I could end there.  But for more information, in a later email, I wrote:  ‘Here are some books I’d recommend, and the reasons for my suggesting them to you:

  • Francis Collins, The Language of God.  Collins brings his research into the human genome together with his Christian faith.  Collins is now director of the NIH.  I think it will be helpful for you to read another biologist.

  • N.T. Wright, The New Testament and the People of God.  Wright begins with an explanation of historical knowledge in chapters 2 – 4 that is very helpful.  Then, in chapters 6 – 10, he gives an excellent summary of second Temple Judaism.  That really sets the stage for understanding how early Christianity is related to that backdrop, which he explores in chapters 11 – 15.  Although that is quite a bit of reading, I would say that it is well worth it.  If you want to build an historical case against Jesus and the first Christians, which incidentally is the only responsible thing for you to do, you'll have to engage with what we know historically about this time period.

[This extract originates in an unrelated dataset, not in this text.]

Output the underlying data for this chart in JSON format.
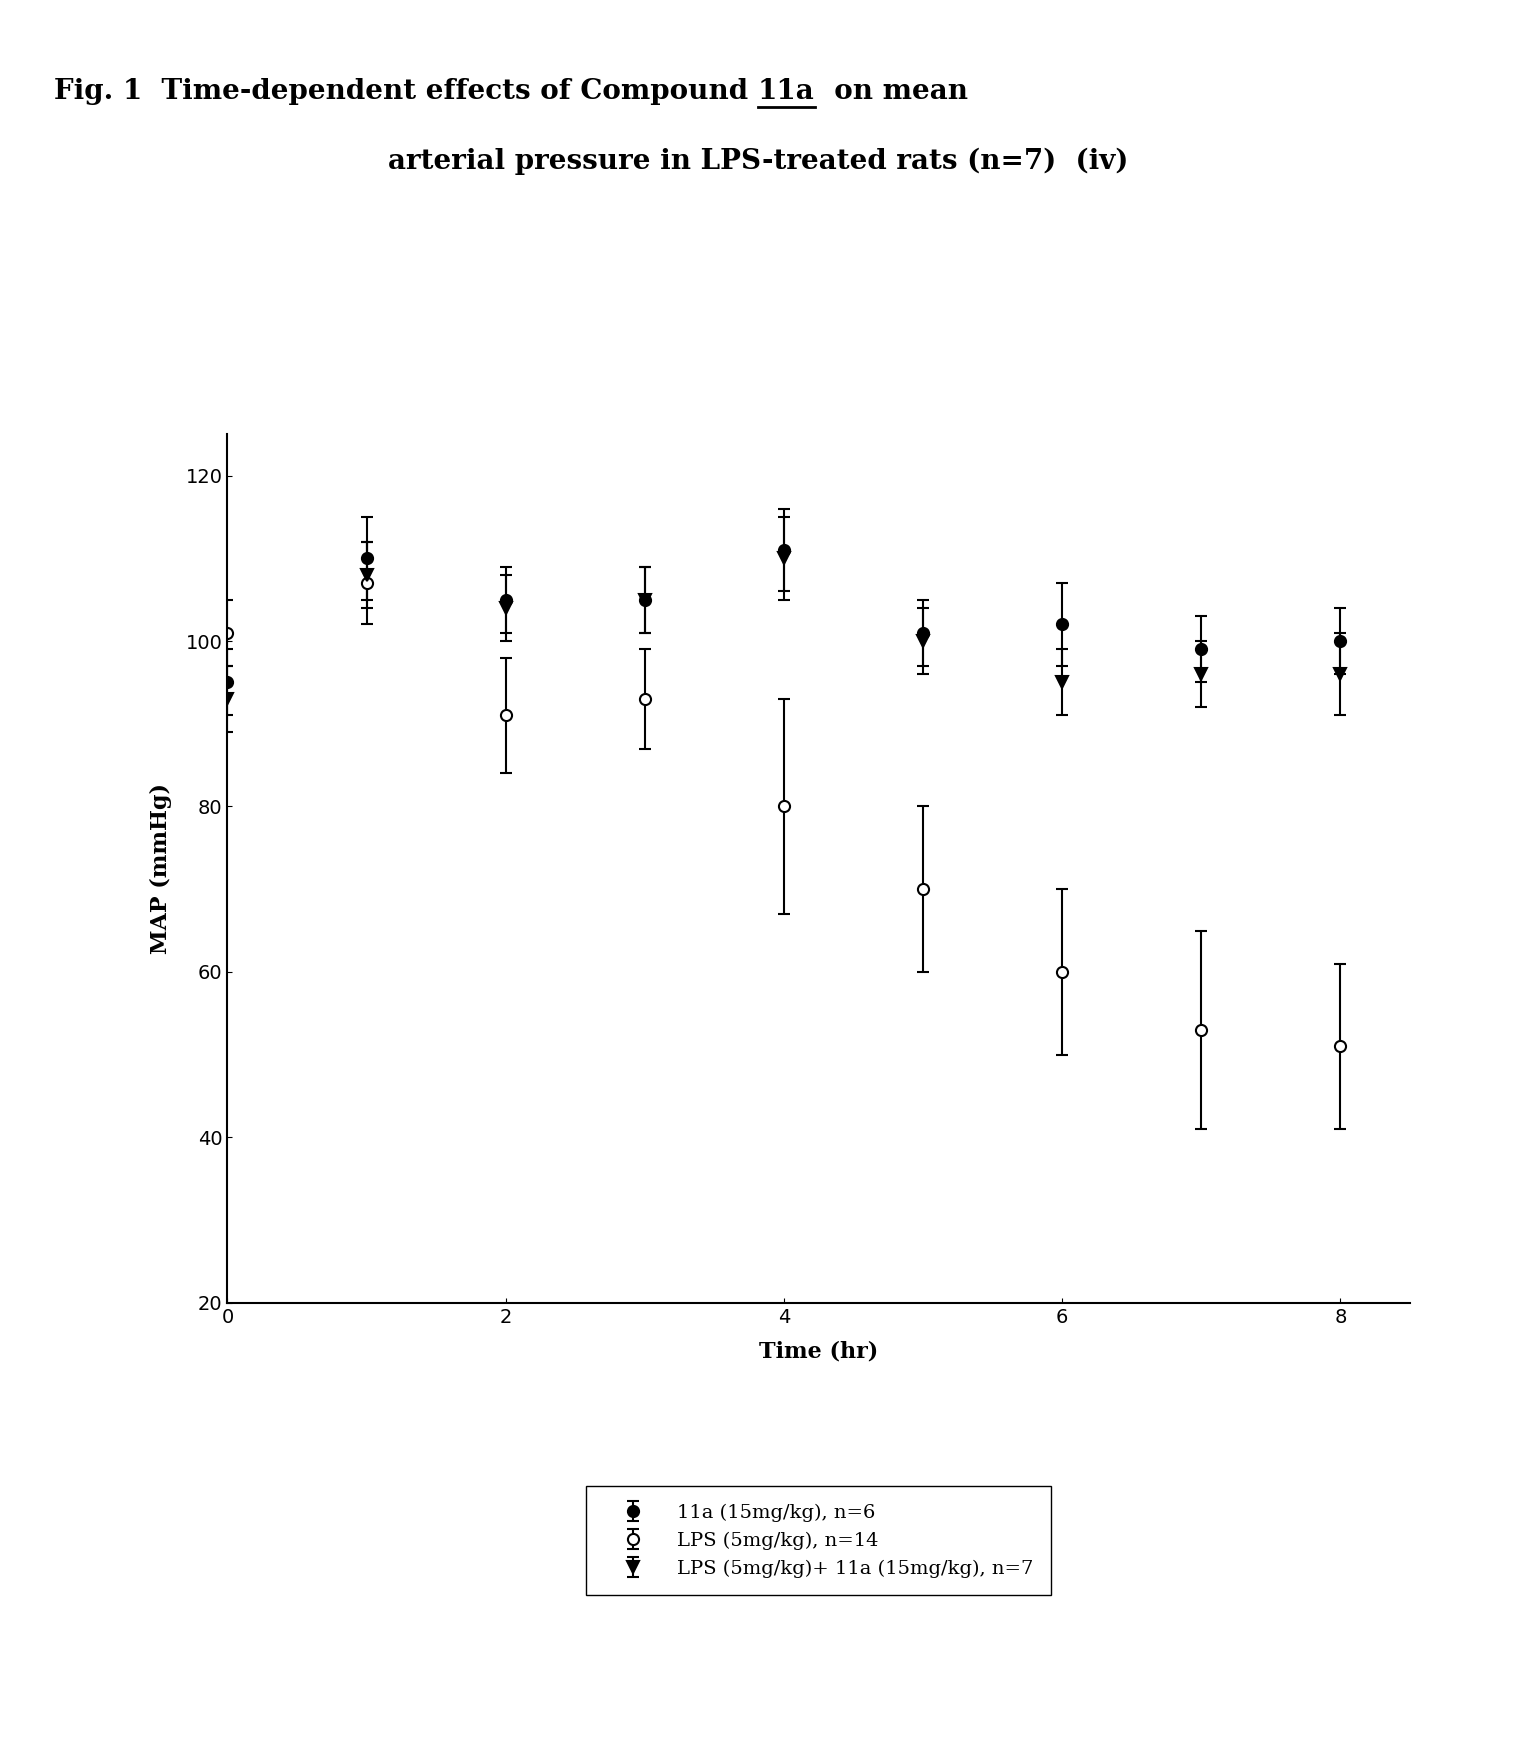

  • N.T. Wright, The Resurrection of the Son of God.  A thick book, but don't worry.  I'm not recommending that you read the whole thing, only a few chapters.  Wright employs the same historical-critical method by first examining what ancient Greco-Roman pagans and Jews believed about resurrection in chapters 1 – 4, which is important because no one would have spontaneously generated the view that Jesus alone was resurrected.  Chapter 12 relates specifically to why Jesus would have been called ‘messiah’ even though every other so-called ‘messiah’ was military.  And chapters 18 – 19 round out the argument that the resurrection of Jesus can be historically understood, and that we can make a case that the resurrection of Jesus happened.

  • Rodney Stark, Discovering God.  Stark is a sociologist who looks at the world's religions from a social-scientific and historical point of view.  His first chapter, on the religious views of so-called ‘primitive peoples’ is thought provoking.  And his relatively short chapter on Christianity will add a few things here and there to the case that N.T. Wright builds.  Then in the conclusion, you can see how he views a comparison between Christianity and all the other religions.  I think those 3 chapters would be worthwhile for you.

  • If you have the chance to find it, you would also benefit from the work of chemist and philosopher Michael Polanyi, namely his book Personal Knowledge.  His book is, among other things, an attack on what might be called ‘naive objectivism,’ which can be defined as the epistemological view which holds that the only valid knowledge is that which can be articulated and tested by strictly impersonal methods.  Polanyi demonstrates why this view of knowledge is untenable.